Relationship to Other Standards

ISO/IEC 17799 related to management standards like ISO/IEC 27001, ISO 9001, ISO 22301, ISO/IEC 20000, and compliance schemes such as PCI DSS, Sarbanes–Oxley Act, GDPR, HIPAA, and Basel II. It complemented control frameworks including NIST Cybersecurity Framework, COBIT 5, ITIL V3, SANS Critical Security Controls, and OASIS specifications used by institutions like World Bank, International Monetary Fund, European Central Bank, Bank for International Settlements, and Organisation for Economic Co-operation and Development.

Criticism and Limitations

Critics from industry analysts at Gartner, Forrester Research, IDC, KuppingerCole, and 451 Research argued the standard was high-level and required significant interpretation by practitioners at firms like Siemens, Philips, Hitachi, NEC Corporation, and Samsung Electronics.
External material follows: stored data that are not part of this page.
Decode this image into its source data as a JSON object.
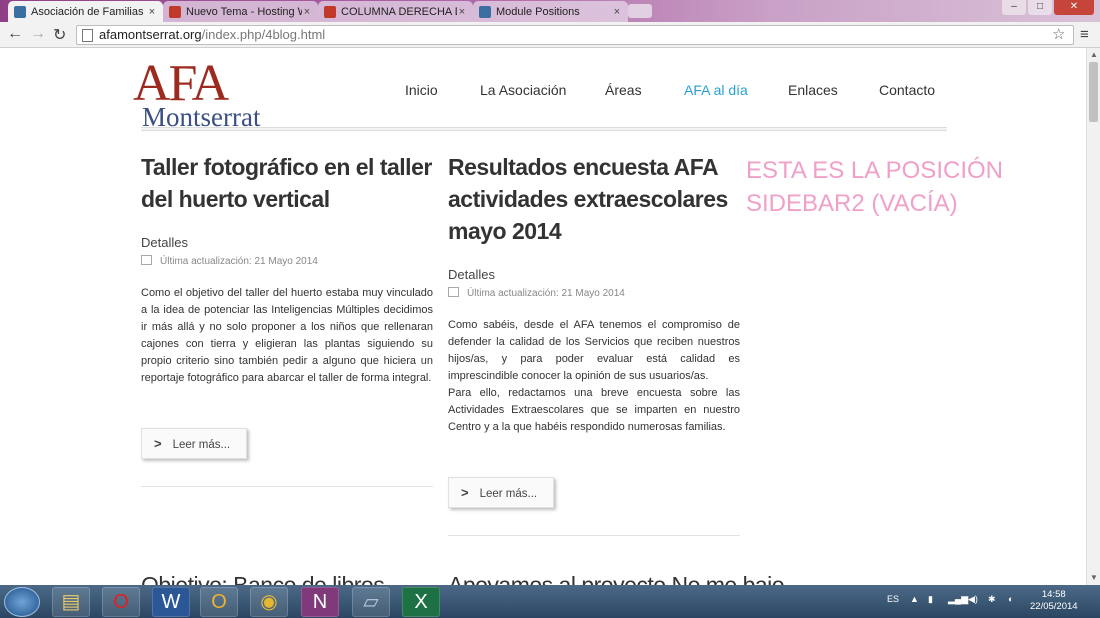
{
  "browser": {
    "tabs": [
      {
        "title": "Asociación de Familias de",
        "active": true,
        "favicon_color": "#3a6fa0"
      },
      {
        "title": "Nuevo Tema - Hosting W",
        "active": false,
        "favicon_color": "#c0392b"
      },
      {
        "title": "COLUMNA DERECHA DES",
        "active": false,
        "favicon_color": "#c0392b"
      },
      {
        "title": "Module Positions",
        "active": false,
        "favicon_color": "#3a6fa0"
      }
    ],
    "close_glyph": "×",
    "address": {
      "host": "afamontserrat.org",
      "path": "/index.php/4blog.html"
    }
  },
  "site": {
    "logo": {
      "line1": "AFA",
      "line2": "Montserrat"
    },
    "nav": [
      "Inicio",
      "La Asociación",
      "Áreas",
      "AFA al día",
      "Enlaces",
      "Contacto"
    ],
    "articles": [
      {
        "title": "Taller fotográfico en el taller del huerto vertical",
        "details": "Detalles",
        "updated": "Última actualización: 21 Mayo 2014",
        "body": "Como el objetivo del taller del huerto estaba muy vinculado a la idea de potenciar las Inteligencias Múltiples decidimos ir más allá y no solo proponer a los niños que rellenaran cajones con tierra y eligieran las plantas siguiendo su propio criterio sino también pedir a alguno que hiciera un reportaje fotográfico para abarcar el taller de forma integral.",
        "read_more": "Leer más..."
      },
      {
        "title": "Resultados encuesta AFA actividades extraescolares mayo 2014",
        "details": "Detalles",
        "updated": "Última actualización: 21 Mayo 2014",
        "body_p1": "Como sabéis, desde el AFA tenemos el compromiso de defender la calidad de los Servicios que reciben nuestros hijos/as, y para poder evaluar está calidad es imprescindible conocer la opinión de sus usuarios/as.",
        "body_p2": "Para ello, redactamos una breve encuesta sobre las Actividades Extraescolares que se imparten en nuestro Centro y a la que habéis respondido numerosas familias.",
        "read_more": "Leer más..."
      }
    ],
    "sidebar_text": "ESTA ES LA POSICIÓN SIDEBAR2 (VACÍA)",
    "next_titles": [
      "Objetivo: Banco de libros",
      "Apoyamos al proyecto No me bajo"
    ],
    "colors": {
      "link_active": "#2a9fd6",
      "sidebar_pink": "#f0a0c8",
      "logo_red": "#9c2a1f",
      "logo_blue": "#3b4f84"
    }
  },
  "taskbar": {
    "lang": "ES",
    "time": "14:58",
    "date": "22/05/2014",
    "apps": [
      "explorer-icon",
      "opera-icon",
      "word-icon",
      "outlook-icon",
      "chrome-icon",
      "onenote-icon",
      "notepad-icon",
      "excel-icon"
    ]
  }
}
Legal commentators referencing rulings by European Court of Justice, US Supreme Court, Court of Appeal (England and Wales), Federal Court of Australia, and Supreme Court of Canada noted challenges aligning the code with statutory obligations under Data Protection Act 1998, Privacy Act 1988 (Australia), Health Insurance Portability and Accountability Act, Telecommunications Act (US), and Computer Misuse Act 1990. Security researchers associated with MITRE Corporation, CERT/CC, Open Web Application Security Project, European Network and Information Security Agency, and Virus Bulletin highlighted limitations in technical specificity compared with controls in modern guidance from Cloud Security Alliance, Center for Internet Security, NIST SP 800-53, and ENISA.